Cihazlara donanımsal ve yazılımsal olarak zarar vermek için yazılmış küçük ve sinsi yazılımlardır. Bir işletmenin herhangi bir bilgisayarına yerleşen virüsişletmedeki tüm bilgisayarlara hızlı bir şekilde ve kolaylıkla yerleşebilir.

2) Malware/Trojan/Spyware

Cihazları ele geçirmek için yazılmış programlardır. Ele geçirilen cihazlara uzaktan yeni programlar da kurabilen bilgisayar korsanları, zombileştirdikleri cihazlarla başka bilgisayar ağlarına saldırabilir; kamu kuruluşları veya bankaların sistemlerine izinsiz giriş yapabilir; hatta internet siteleri üzerinde yasa dışı örgütlerin propagandasını yapabilir. Bu noktada yasal sorumlu tamamen zombileştirilmiş bilgisayarın sahibi olan kişi veya işletmedir. Ele geçirilmiş cihazda bulunan kredi kartı bilgilerini, internet sitesi üyelik bilgilerini ve banka bilgilerini de kullanan internet korsanları maddi çıkar elde etmeyi amaçlamaktadır.

3) Ransomware

Virüs benzeri bu yazılımın amacı cihaza zarar vermek yerine, önemli dosyaları (örneğin; borç ve alacakların tutulduğu Excel dosyaları) şifreleyip kullanılmaz hale getirmek ve şifreyi açmak için yüklü bir miktar para istemektir. İki sene önce PTT Kargo tarafından gönderilmiş gibi gösterilen bir mail aracılığıyla Türkiye’de oldukça fazla sayıda kişi bu durumdan etkilenmiştir.

4) Kimlik Hırsızlığı

Çalınan sosyal medya hesapları ve mail hesapları kullanılarak cihazı ele geçirilmiş kişilerin tanıdıkları, müşterileri ve hatta iş ortakları mağdur edilebilir.

5) DDOS saldırıları

Bu saldırıların amacı kimi zaman bir internet sitesinin, kimi zaman bir sunucunun, kimi zaman da tek bir bilgisayarın çalışamaz hale getirilmesidir. Bir internet sitesine aşırı trafik gönderilmesi, mail şifrelerinin çokça denenip kilitlenmesinin sağlanması DDOS saldırılarına örnek olarak verilebilir. Bir güvenlik duvarına aşırı yük bindirildiğinde sistem durma noktasına gelecek ve sistem yöneticisi belki de güvenlik duvarını geçici olarak devre dışı bırakacaktır. Bilgisayar korsanlarının istediği de tam olarak budur.

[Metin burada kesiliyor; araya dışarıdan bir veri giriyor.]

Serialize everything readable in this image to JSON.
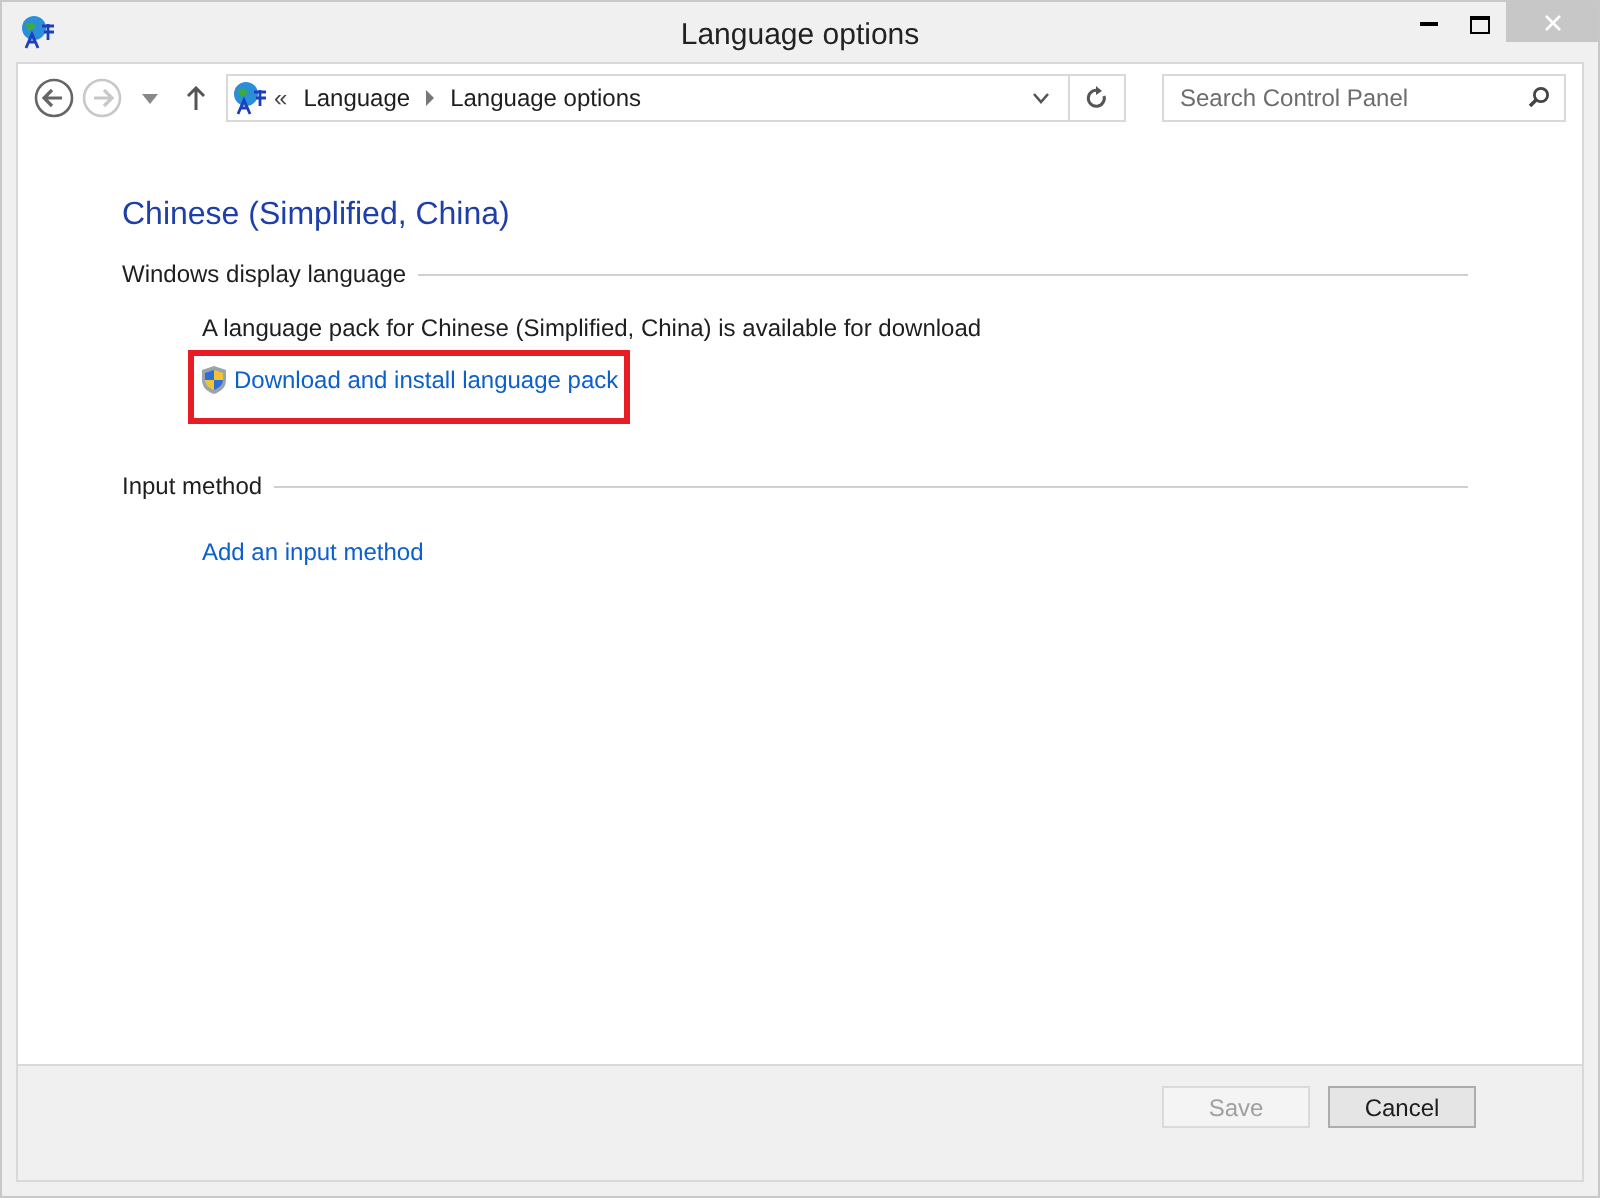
{
  "window": {
    "title": "Language options"
  },
  "address_bar": {
    "overflow": "«",
    "path": [
      {
        "label": "Language"
      },
      {
        "label": "Language options"
      }
    ]
  },
  "navigation": [
    {
      "kind": "back",
      "disabled": false
    },
    {
      "kind": "forward",
      "disabled": true
    }
  ],
  "search": {
    "placeholder": "Search Control Panel"
  },
  "heading": "Chinese (Simplified, China)",
  "sections": [
    {
      "title": "Windows display language",
      "text": "A language pack for Chinese (Simplified, China) is available for download",
      "link": {
        "label": "Download and install language pack",
        "shield": true,
        "highlighted": true
      }
    },
    {
      "title": "Input method",
      "link": {
        "label": "Add an input method",
        "shield": false,
        "highlighted": false
      }
    }
  ],
  "buttons": [
    {
      "label": "Save",
      "disabled": true
    },
    {
      "label": "Cancel",
      "disabled": false
    }
  ]
}
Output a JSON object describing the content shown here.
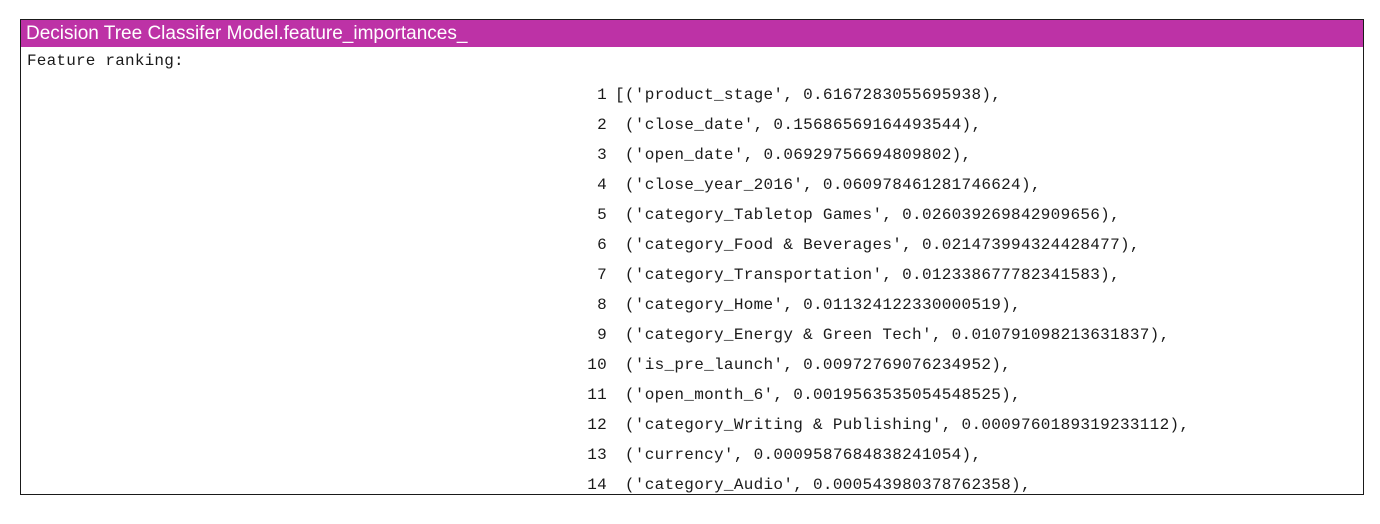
{
  "panel": {
    "title": "Decision Tree Classifer Model.feature_importances_",
    "heading": "Feature ranking:",
    "rows": [
      {
        "num": "1",
        "text": "[('product_stage', 0.6167283055695938),"
      },
      {
        "num": "2",
        "text": " ('close_date', 0.15686569164493544),"
      },
      {
        "num": "3",
        "text": " ('open_date', 0.06929756694809802),"
      },
      {
        "num": "4",
        "text": " ('close_year_2016', 0.060978461281746624),"
      },
      {
        "num": "5",
        "text": " ('category_Tabletop Games', 0.026039269842909656),"
      },
      {
        "num": "6",
        "text": " ('category_Food & Beverages', 0.021473994324428477),"
      },
      {
        "num": "7",
        "text": " ('category_Transportation', 0.012338677782341583),"
      },
      {
        "num": "8",
        "text": " ('category_Home', 0.011324122330000519),"
      },
      {
        "num": "9",
        "text": " ('category_Energy & Green Tech', 0.010791098213631837),"
      },
      {
        "num": "10",
        "text": " ('is_pre_launch', 0.00972769076234952),"
      },
      {
        "num": "11",
        "text": " ('open_month_6', 0.0019563535054548525),"
      },
      {
        "num": "12",
        "text": " ('category_Writing & Publishing', 0.0009760189319233112),"
      },
      {
        "num": "13",
        "text": " ('currency', 0.0009587684838241054),"
      },
      {
        "num": "14",
        "text": " ('category_Audio', 0.000543980378762358),"
      }
    ]
  },
  "colors": {
    "title_bar": "#bd32a6",
    "title_text": "#ffffff",
    "border": "#1a1a1a"
  }
}
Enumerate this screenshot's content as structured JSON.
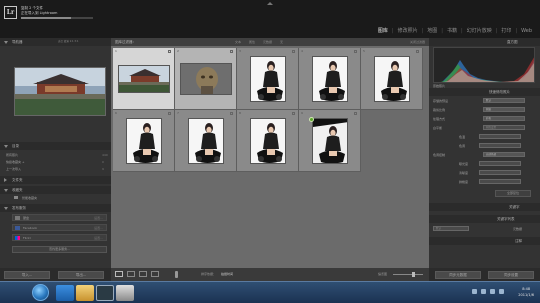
{
  "identity_plate": {
    "line1": "复制 2 个文件",
    "line2": "正在导入到 Lightroom",
    "logo": "Lr"
  },
  "import_progress": 0.7,
  "modules": [
    {
      "label": "图库",
      "active": true
    },
    {
      "label": "修改照片",
      "active": false
    },
    {
      "label": "地图",
      "active": false
    },
    {
      "label": "书籍",
      "active": false
    },
    {
      "label": "幻灯片放映",
      "active": false
    },
    {
      "label": "打印",
      "active": false
    },
    {
      "label": "Web",
      "active": false
    }
  ],
  "left_panel": {
    "navigator_header": "导航器",
    "navigator_zoom": "适合  填满  1:1  3:1",
    "catalog_header": "目录",
    "catalog_items": [
      {
        "label": "所有照片",
        "count": "440"
      },
      {
        "label": "快捷收藏夹 +",
        "count": "0"
      },
      {
        "label": "上一次导入",
        "count": "9"
      }
    ],
    "folders_header": "文件夹",
    "collections_header": "收藏夹",
    "collection_item": "智能收藏夹",
    "publish_header": "发布服务",
    "publish_items": [
      {
        "label": "硬盘",
        "action": "设置..."
      },
      {
        "label": "Facebook",
        "action": "设置..."
      },
      {
        "label": "Flickr",
        "action": "设置..."
      }
    ],
    "more_services": "查找更多服务...",
    "import_button": "导入...",
    "export_button": "导出..."
  },
  "grid_header": {
    "title": "图库过滤器：",
    "filters": [
      "文本",
      "属性",
      "元数据",
      "无"
    ],
    "right": "关闭过滤器"
  },
  "grid_cells": [
    {
      "num": "1",
      "kind": "landscape",
      "state": "selected"
    },
    {
      "num": "2",
      "kind": "statue",
      "state": "soft"
    },
    {
      "num": "3",
      "kind": "portrait",
      "state": "normal"
    },
    {
      "num": "4",
      "kind": "portrait",
      "state": "normal"
    },
    {
      "num": "5",
      "kind": "portrait",
      "state": "normal"
    },
    {
      "num": "6",
      "kind": "portrait",
      "state": "normal"
    },
    {
      "num": "7",
      "kind": "portrait",
      "state": "normal"
    },
    {
      "num": "8",
      "kind": "portrait",
      "state": "normal"
    },
    {
      "num": "9",
      "kind": "portrait-dark",
      "state": "normal"
    }
  ],
  "toolbar": {
    "sort_label": "排序依据：",
    "sort_value": "拍摄时间",
    "thumbs_label": "缩览图"
  },
  "right_panel": {
    "histogram_header": "直方图",
    "original_label": "原始照片",
    "quick_develop_header": "快速修改照片",
    "saved_preset_label": "存储的预设",
    "saved_preset_value": "默认",
    "crop_label": "裁剪比例",
    "crop_value": "原始",
    "treatment_label": "处理方式",
    "treatment_value": "彩色",
    "white_balance_label": "白平衡",
    "white_balance_value": "原照设置",
    "wb_temp_label": "色温",
    "wb_tint_label": "色调",
    "tone_label": "色调控制",
    "tone_value": "自动色调",
    "exposure_label": "曝光度",
    "clarity_label": "清晰度",
    "vibrance_label": "鲜艳度",
    "reset_button": "全部复位",
    "keywords_header": "关键字",
    "keyword_list_header": "关键字列表",
    "metadata_header": "元数据",
    "metadata_preset_label": "默认",
    "comments_header": "注释",
    "sync_meta_button": "同步元数据",
    "sync_settings_button": "同步设置"
  },
  "taskbar": {
    "time": "8:48",
    "date": "2011/1/6"
  }
}
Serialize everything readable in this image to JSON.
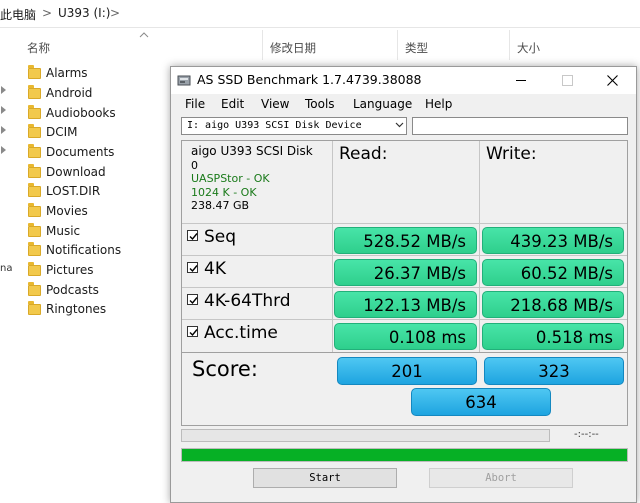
{
  "explorer": {
    "breadcrumb": {
      "parent": "此电脑",
      "sep1": ">",
      "drive": "U393 (I:)",
      "sep2": ">"
    },
    "columns": {
      "name": "名称",
      "modified": "修改日期",
      "type": "类型",
      "size": "大小"
    },
    "folders": [
      "Alarms",
      "Android",
      "Audiobooks",
      "DCIM",
      "Documents",
      "Download",
      "LOST.DIR",
      "Movies",
      "Music",
      "Notifications",
      "Pictures",
      "Podcasts",
      "Ringtones"
    ],
    "edge_text": "na"
  },
  "window": {
    "title": "AS SSD Benchmark 1.7.4739.38088",
    "menu": [
      "File",
      "Edit",
      "View",
      "Tools",
      "Language",
      "Help"
    ],
    "drive_select": "I: aigo U393 SCSI Disk Device",
    "info": {
      "device": "aigo U393 SCSI Disk",
      "index": "0",
      "driver": "UASPStor - OK",
      "alignment": "1024 K - OK",
      "capacity": "238.47 GB"
    },
    "headers": {
      "read": "Read:",
      "write": "Write:"
    },
    "rows": [
      {
        "label": "Seq",
        "read": "528.52 MB/s",
        "write": "439.23 MB/s"
      },
      {
        "label": "4K",
        "read": "26.37 MB/s",
        "write": "60.52 MB/s"
      },
      {
        "label": "4K-64Thrd",
        "read": "122.13 MB/s",
        "write": "218.68 MB/s"
      },
      {
        "label": "Acc.time",
        "read": "0.108 ms",
        "write": "0.518 ms"
      }
    ],
    "score": {
      "label": "Score:",
      "read": "201",
      "write": "323",
      "total": "634"
    },
    "time_text": "-:--:--",
    "progress_top": 0,
    "progress_bottom": 1.0,
    "buttons": {
      "start": "Start",
      "abort": "Abort"
    },
    "colors": {
      "result": "#2ecf8c",
      "score": "#1ea4e0",
      "progress": "#06b025"
    }
  }
}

6) Phishing (Oltalama Saldırıları)

Kısaca “-miş gibi” yapmaktır. Banka kaynaklı gibi gönderilen mailler, sosyal medya hesabının şifresinin değiştirilmesi gerektiği uyarısının yazdığı mailer bunlara örnektir. Amaç şifreleri ele geçirmektir.

Siber korsanlar aslında ne istiyor?

Siber korsanlar sadece para istemiyor. İtibara zarar vermek için yapılan saldırılar da, devlet büyüklerine hakaret etmek için bilgisayar ele geçirenler de var. Banka hesabında para olmayan birinin bile banka bilgileri çalınabiliyor. Bunun sebebi bu bilgileri yasa dışı kumar siteleri için para transferinde kullanıyor olmaları. İnsanlara ve yakınlarına bu yolla zarar verilebilir. Son yıllarda bilgisayar korsanlarının verdiği zararlar milyar dolarlarla ölçülmeye başlandı.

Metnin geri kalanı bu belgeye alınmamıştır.